Re: Proposed issue: site metadata hook from Chris Lilley on 2003-02-19 (www-tag@w3.org from February 2003)

From: Chris Lilley <chris@w3.org>
Date: Wed, 19 Feb 2003 13:12:38 +0100
To: Patrick.Stickler@nokia.com
CC: www-tag@w3.org, timbl@w3.org
Message-ID: <81169010609.20030219131238@w3.org>
On Tuesday, February 18, 2003, 7:19:20 AM, Patrick wrote:

PSnc> It seems we are talking past each other.

It would seem so.

PSnc> I'm going to suggest that we both are in favor of the architecture
PSnc> *allowing* all users to be able to control their own personal web
PSnc> spaces, even when they do not own the server.

I can agree to that.

PSnc> But that the architecture itself does not mandate specific rights
PSnc> of control for all users against the wishes of the server owner.

PSnc> Thus, if the server owner wishes to allow user-specific control,
PSnc> the architecture should take that into consideration, and support
PSnc> that level of resolution.

PSnc> But the architecuture should not permit users to circumvent the
PSnc> explicit wishes of the server owner.

PSnc> Yes?

That seems a good summary. I particularly liked 'explicit wishes' as
opposed to 'assumed wishes'. In other words if the server owner wants
to deny user-specific control they need to say so explicitly.

>> Lets consider an architecture where the corporation owns / 
>> and accounting
>> owns /corporate/accounting and marketing owns /comm/pr
>> 
>> Lets assume that the corporation decides that it does not want /
>> crawled.
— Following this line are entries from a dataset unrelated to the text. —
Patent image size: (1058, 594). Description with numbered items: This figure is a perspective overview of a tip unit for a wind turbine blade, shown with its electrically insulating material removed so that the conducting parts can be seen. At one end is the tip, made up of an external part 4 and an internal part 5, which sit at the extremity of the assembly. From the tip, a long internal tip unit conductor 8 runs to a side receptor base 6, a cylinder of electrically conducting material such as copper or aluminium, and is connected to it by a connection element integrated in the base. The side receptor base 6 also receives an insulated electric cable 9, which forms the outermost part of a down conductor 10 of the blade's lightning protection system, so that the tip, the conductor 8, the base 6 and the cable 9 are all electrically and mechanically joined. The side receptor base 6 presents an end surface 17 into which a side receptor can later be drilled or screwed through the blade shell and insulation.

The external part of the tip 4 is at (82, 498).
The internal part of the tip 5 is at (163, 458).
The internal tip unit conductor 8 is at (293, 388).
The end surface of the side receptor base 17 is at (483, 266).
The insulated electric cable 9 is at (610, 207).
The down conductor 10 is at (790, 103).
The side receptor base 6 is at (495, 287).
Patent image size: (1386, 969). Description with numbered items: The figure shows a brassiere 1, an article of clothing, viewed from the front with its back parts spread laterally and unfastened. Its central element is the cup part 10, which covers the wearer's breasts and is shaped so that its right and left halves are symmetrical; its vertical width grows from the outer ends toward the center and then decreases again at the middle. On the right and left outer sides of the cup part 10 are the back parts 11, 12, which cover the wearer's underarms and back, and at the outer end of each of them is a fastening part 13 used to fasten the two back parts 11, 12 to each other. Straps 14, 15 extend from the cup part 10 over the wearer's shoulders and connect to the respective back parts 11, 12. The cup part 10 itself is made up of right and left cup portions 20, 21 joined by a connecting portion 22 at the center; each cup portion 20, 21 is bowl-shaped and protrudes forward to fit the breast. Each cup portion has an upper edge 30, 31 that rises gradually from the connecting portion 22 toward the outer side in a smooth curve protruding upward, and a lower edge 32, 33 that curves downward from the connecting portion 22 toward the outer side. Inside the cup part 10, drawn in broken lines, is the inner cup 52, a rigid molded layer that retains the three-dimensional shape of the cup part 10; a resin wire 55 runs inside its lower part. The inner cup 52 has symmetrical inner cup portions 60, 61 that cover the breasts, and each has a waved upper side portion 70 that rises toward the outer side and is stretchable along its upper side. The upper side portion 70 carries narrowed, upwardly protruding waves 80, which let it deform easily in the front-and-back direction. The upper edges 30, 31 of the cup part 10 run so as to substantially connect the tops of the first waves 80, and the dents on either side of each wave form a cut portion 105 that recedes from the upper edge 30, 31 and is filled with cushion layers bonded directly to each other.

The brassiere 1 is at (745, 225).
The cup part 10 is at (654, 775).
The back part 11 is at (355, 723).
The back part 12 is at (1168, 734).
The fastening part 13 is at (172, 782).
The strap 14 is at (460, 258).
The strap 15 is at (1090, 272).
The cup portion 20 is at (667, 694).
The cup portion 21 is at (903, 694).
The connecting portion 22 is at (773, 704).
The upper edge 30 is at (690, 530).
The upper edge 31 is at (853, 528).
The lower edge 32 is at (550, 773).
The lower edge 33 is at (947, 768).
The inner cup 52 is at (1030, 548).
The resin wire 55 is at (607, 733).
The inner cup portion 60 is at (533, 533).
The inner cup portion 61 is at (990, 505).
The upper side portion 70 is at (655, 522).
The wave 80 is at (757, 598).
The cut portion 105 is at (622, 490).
Lets assume that marketing wants /comm/pr crawled.

PSnc> Then I would say too bad for /comm/pr. If the owner says "this
PSnc> server will not be crawled" then it shouldn't, no matter what
PSnc> any user says.

My point was that the corporation as a whole was expressing wishes
about a pruned tree (minus leaves or leaf subtrees that are delegated
elsewhere).

Currently its not really possible to express the difference between
'this whole (sub) tree' and 'this whole(sub_tree up to the point where
the rules change.


PSnc> HOWEVER, if the corporation is saying "only areas explicitly 
PSnc> specified to be crawled, by the users responsible for those
PSnc> areas, may be crawled" then that is something different.

Right.

PSnc> I understand (now a bit better) that what you are asking for
PSnc> is the architecture to be able to allow users to express their
PSnc> wishes over their own content, and for robots to take that
PSnc> information into account *IFF* the server owner permits it to.
PSnc> (it's the IFF I thought you were leaving out...)

Exactly.

PSnc> But that the present architecture is too coarse to allow for
PSnc> efficient management of user-specific wishes in that regard
PSnc> and thus needs to be refined.

PSnc> Right?

Correct.

PSnc> A specific question to help me determine that: If the server owner
PSnc> says "no crawlers at all on this server" and a tenant says "all my
PSnc> own content can be crawled", should the tenant's content be crawled?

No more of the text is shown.